Ce livre n’est pas un nouvel opus de « pop philosophie » débusquant les idées d’un Nietzsche ou d’un Platon dans le dernier tube de l’été. Il propose une analyse esthétique de cette musique légère et « mauvaise sans exception », telle que la dénigrait Theodor Adorno. Face à ce rejet élitiste des hits d’Abba ou de Claude François, la philosophe et musicienne Agnès Gayraud commence par constater que la pop a désormais gagné : elle est partout et sa légitimité culturelle est rarement contestée.

Prenant acte, l’auteure considère l’histoire et la spécificité de cet art musical aux multiples facettes, son analyse valant autant pour la « pop », au sens restreint, que pour les musiques populaires en général, folkloriques ou alternatives. Contrairement aux formes jugées plus savantes, reposant sur l’écrit et la partition, la pop naît à l’origine de l’enregistrement de performances quasi sauvages, comme les premières ballades et morceaux de blues-rock radiodiffusés aux États-Unis, au début du 20e siècle. C’est cet enregistrement qui fait l’œuvre pop, non seulement en tant qu’il la colore d’un grain particulier – le crissement du vinyle, la qualité de son d’une époque –, mais surtout parce qu’il démocratise son écoute : pour la première fois dans l’histoire, tout le monde peut écouter le hit du moment.

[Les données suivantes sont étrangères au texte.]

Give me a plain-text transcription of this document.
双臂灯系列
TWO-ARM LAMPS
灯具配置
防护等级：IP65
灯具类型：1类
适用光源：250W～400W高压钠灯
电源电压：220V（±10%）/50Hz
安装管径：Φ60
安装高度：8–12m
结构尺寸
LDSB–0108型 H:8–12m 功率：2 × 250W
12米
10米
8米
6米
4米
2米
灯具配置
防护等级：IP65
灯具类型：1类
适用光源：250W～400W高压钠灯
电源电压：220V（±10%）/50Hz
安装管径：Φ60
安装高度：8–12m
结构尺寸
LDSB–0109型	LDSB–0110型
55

La pop vise dès lors un engouement universel, qui ne sacrifie cependant rien à ses qualités esthétiques. À l’instar de la « juste mesure » théorisée par Mozart, elle entend emballer les experts comme les béotiens. Mais comment plaire à tous quand, en tant qu’artiste, on souhaite exprimer sa différence et son originalité ? La « dialectique de la pop » désigne cette « lutte intestine » entre un élan presque enfantin, au cœur des grands succès, et les mécanismes de standardisation de l’industrie musicale. À l’avenir, remarque A. Gayraud, d’autres formes musicales émergeront de nouvelles conditions de production, la diffusion numérique et le streaming se substituant à l’édition discographique.

Dialectique de la pop, Agnès Gayraud, La Découverte/La Rue musicale, 2018, 522 p., 26,50 €. Cet article est paru dans Sciences Humaines (n° 309 – décembre 2018)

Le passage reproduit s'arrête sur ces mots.